Now we can evaluate our model by generating rain predictions for next week! Starting with whether it has rained over each of the past seven days, our model will predict whether it will rain tomorrow. Then, assuming tomorrow is the current day, our model will predict whether it will rain the following day, and so on.

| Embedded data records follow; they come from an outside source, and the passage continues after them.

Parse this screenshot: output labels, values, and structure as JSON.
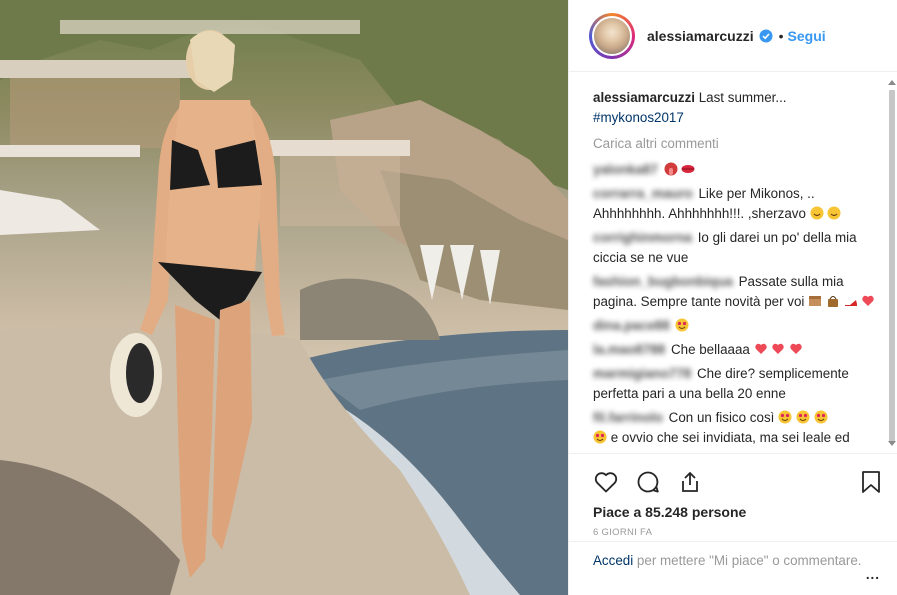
{
  "post": {
    "photo_alt": "alessiamarcuzzi photo"
  },
  "header": {
    "username": "alessiamarcuzzi",
    "separator": "•",
    "follow_label": "Segui"
  },
  "caption": {
    "username": "alessiamarcuzzi",
    "text": "Last summer...",
    "hashtag": "#mykonos2017"
  },
  "load_more_label": "Carica altri commenti",
  "comments": [
    {
      "user": "yalonka87",
      "text": ""
    },
    {
      "user": "corrarra_mauro",
      "text": "Like per Mikonos, .. Ahhhhhhhh. Ahhhhhhh!!!. ,sherzavo"
    },
    {
      "user": "corrighinmorna",
      "text": "Io gli darei un po' della mia ciccia se ne vue"
    },
    {
      "user": "fashion_bugbonbiqua",
      "text": "Passate sulla mia pagina. Sempre tante novità per voi"
    },
    {
      "user": "dina.pace88",
      "text": ""
    },
    {
      "user": "la.mao8788",
      "text": "Che bellaaaa"
    },
    {
      "user": "marmigiano778",
      "text": "Che dire? semplicemente perfetta pari a una bella 20 enne"
    },
    {
      "user": "fil.farrinolo",
      "text": "Con un fisico così"
    },
    {
      "user": "",
      "text": "e ovvio che sei invidiata, ma sei leale ed"
    }
  ],
  "actions": {
    "likes_text": "Piace a 85.248 persone",
    "time_text": "6 GIORNI FA"
  },
  "footer": {
    "login_label": "Accedi",
    "rest_text": " per mettere \"Mi piace\" o commentare.",
    "more_label": "..."
  },
  "colors": {
    "link": "#3897f0",
    "hashtag": "#003569",
    "muted": "#999999",
    "verified": "#3897f0",
    "heart": "#ed4956"
  }
}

Like a real weather forecast, this will likely get less accurate the further out we predict.

In [42]:
# an example week - it has not rained in the past 7 days
# as of May 20, 2021
example_week = np.array([[0, 0, 0, 0, 0, 0, 0]])
example_week.shape

(1, 7)

In [43]:
def generate_weather(model, start_weather):
    '''generate rain predictions for the next 7 days'''
    # Evaluation step (generating weather using the learned model)

    # Number of days to generate
    num_generate = 7

    # Empty string to store our results
    days_generated = []

    # Low temperatures results in more predictable results.
    # Higher temperatures results in more surprising results.
    # Experiment to find the best setting.
    temperature = 1.0

    # Here batch size == 1
    model.reset_states()
    for i in range(num_generate):
        predictions = model(start_weather)
        # remove the batch dimension
        predictions = tf.squeeze(predictions, 0)

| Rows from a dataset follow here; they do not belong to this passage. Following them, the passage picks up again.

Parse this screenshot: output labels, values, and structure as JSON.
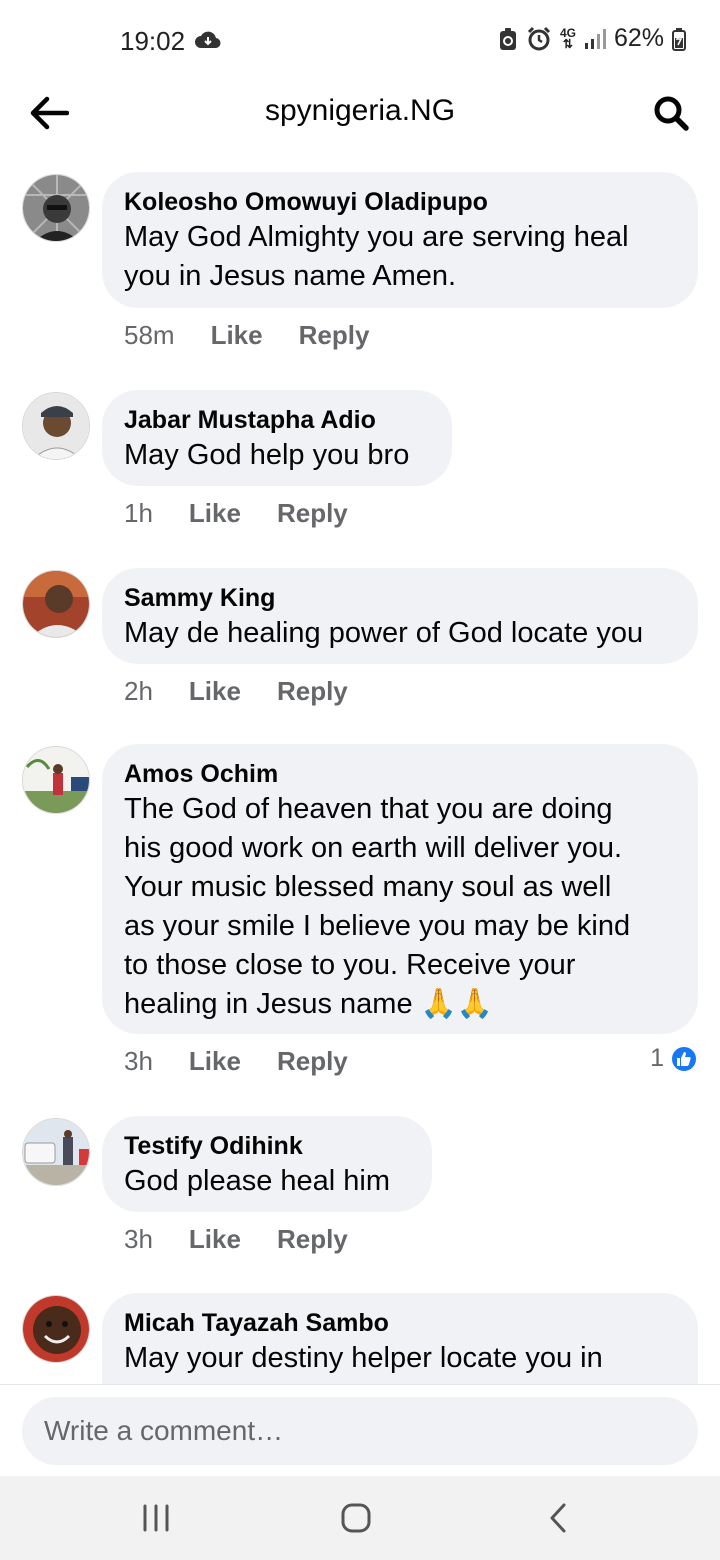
{
  "status_bar": {
    "time": "19:02",
    "network": "4G",
    "battery": "62%"
  },
  "header": {
    "title": "spynigeria.NG",
    "back_icon": "arrow-left-icon",
    "search_icon": "search-icon"
  },
  "comments": [
    {
      "author": "Koleosho Omowuyi Oladipupo",
      "lines": [
        "May God Almighty you are serving heal",
        "you in Jesus name Amen."
      ],
      "time": "58m",
      "like": "Like",
      "reply": "Reply"
    },
    {
      "author": "Jabar Mustapha Adio",
      "lines": [
        "May God help you bro"
      ],
      "time": "1h",
      "like": "Like",
      "reply": "Reply"
    },
    {
      "author": "Sammy King",
      "lines": [
        "May de healing power of God locate you"
      ],
      "time": "2h",
      "like": "Like",
      "reply": "Reply"
    },
    {
      "author": "Amos Ochim",
      "lines": [
        "The God of heaven that you are doing",
        "his good work on earth will deliver you.",
        "Your music blessed many soul as well",
        "as your smile I believe you may be kind",
        "to those close to you. Receive your",
        "healing in Jesus name 🙏🙏"
      ],
      "time": "3h",
      "like": "Like",
      "reply": "Reply",
      "reaction_count": "1"
    },
    {
      "author": "Testify Odihink",
      "lines": [
        "God please heal him"
      ],
      "time": "3h",
      "like": "Like",
      "reply": "Reply"
    },
    {
      "author": "Micah Tayazah Sambo",
      "lines": [
        "May your destiny helper locate you in"
      ],
      "time": "",
      "like": "",
      "reply": ""
    }
  ],
  "composer": {
    "placeholder": "Write a comment…"
  },
  "navbar": {
    "recents_icon": "recents-icon",
    "home_icon": "home-icon",
    "back_icon": "nav-back-icon"
  }
}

        # using a categorical distribution to predict the temperature returned by the model
        predictions = predictions / temperature
        predicted_id = tf.random.categorical(predictions, num_samples=1)[-1,0].numpy()
        
        # we pass the predicted weather as the next input to the model
        # along with the previous hidden state
        start_weather = tf.expand_dims([predicted_id], 0)

        days_generated.append(predicted_id)

    return days_generated

In [44]:
print("start days:         ", list(example_week[0]))
print("predicted next days:", generate_weather(modelRNN, start_weather=example_week))

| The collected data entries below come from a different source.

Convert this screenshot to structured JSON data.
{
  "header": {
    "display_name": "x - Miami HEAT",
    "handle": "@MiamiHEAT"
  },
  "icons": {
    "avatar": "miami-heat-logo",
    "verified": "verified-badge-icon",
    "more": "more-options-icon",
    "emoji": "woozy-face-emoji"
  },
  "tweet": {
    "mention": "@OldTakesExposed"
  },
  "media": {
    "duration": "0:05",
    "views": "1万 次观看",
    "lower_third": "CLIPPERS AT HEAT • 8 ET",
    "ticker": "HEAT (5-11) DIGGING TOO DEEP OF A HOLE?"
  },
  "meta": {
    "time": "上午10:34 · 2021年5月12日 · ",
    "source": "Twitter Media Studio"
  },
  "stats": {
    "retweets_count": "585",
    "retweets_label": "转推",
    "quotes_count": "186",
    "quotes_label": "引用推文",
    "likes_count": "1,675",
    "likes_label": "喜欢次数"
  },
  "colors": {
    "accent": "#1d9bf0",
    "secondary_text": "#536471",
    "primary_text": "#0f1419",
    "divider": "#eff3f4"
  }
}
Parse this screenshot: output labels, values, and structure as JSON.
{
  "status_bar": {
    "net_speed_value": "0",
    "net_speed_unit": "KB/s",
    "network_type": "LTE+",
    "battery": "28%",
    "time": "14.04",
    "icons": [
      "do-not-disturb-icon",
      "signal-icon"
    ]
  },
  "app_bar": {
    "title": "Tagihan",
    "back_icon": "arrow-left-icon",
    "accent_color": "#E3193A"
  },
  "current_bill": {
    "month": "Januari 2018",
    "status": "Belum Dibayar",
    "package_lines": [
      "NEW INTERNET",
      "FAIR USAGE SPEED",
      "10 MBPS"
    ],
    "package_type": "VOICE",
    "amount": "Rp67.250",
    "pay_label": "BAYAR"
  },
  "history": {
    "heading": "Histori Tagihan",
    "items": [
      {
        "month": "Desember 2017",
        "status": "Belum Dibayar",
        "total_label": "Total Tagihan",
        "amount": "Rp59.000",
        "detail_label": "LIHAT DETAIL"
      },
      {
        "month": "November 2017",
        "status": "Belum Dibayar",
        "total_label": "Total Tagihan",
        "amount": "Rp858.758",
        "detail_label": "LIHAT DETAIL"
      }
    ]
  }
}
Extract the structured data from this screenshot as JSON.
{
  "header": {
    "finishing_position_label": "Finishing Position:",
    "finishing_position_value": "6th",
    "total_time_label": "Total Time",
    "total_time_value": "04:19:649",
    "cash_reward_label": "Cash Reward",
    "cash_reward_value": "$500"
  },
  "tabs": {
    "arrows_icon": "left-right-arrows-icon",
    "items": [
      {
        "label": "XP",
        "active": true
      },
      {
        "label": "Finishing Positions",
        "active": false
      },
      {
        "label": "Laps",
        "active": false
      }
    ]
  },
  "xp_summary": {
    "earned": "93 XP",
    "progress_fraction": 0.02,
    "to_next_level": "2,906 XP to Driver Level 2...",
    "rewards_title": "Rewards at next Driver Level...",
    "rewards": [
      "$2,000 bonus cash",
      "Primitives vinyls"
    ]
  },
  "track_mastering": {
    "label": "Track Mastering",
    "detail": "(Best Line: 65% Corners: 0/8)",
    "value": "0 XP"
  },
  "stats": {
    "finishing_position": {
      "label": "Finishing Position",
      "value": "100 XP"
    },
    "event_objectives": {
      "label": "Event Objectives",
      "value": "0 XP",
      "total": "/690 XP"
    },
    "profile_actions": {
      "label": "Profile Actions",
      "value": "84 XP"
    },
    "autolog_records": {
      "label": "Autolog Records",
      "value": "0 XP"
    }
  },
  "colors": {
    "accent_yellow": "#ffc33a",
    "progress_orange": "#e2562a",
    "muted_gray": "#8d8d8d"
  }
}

start days:          [0, 0, 0, 0, 0, 0, 0]
predicted next days: [0, 0, 0, 0, 1, 0, 0]


This RNN predicts that it will be clear for the next 7 days except for 5 days from now. Currently, my weather app (Dark Sky) is predicting clear weather most of this week with about a 50% chance of rain 5 and 7 days from now - fairly close to what my model predicts! This could easily be by chance, since weather forecasting is fairly inaccurate so far out. However, these results are encouraging that the model would expect a couple days of rain after so many clear days, which is a very normal weather pattern for North Carolina.

## Conclusion

It seems unlikely that either of these neural networks is extremely accurate, since we are only building from the most common weather features, on data from only the past two decades, from one single location in North Carolina. In practice, meteorology is surely much more complicated than throwing some weather data at a neural network and seeing what pops out. However, for this portfolio project, both models achieved encouraging results. The first model may have only been 64% accurate, but 64% is better than random chance. And the results our RNN  generated are fairly similar to my weather app's current forecast, an encouraging sign that it started to learn North Carolina's weather trends.

In future work, I would like to explore whether feeding more data into these neural networks could produce more accurate results. In the first neural network, I could try predicting whether it will rain tomorrow based off all the weather features of the past week, rather than just the weather features of the current day. In the RNN, I could explore different training sequence sizes and batch sizes for learning North Carolina's rain trends. There certainly is plenty more I would like to explore with deep learning!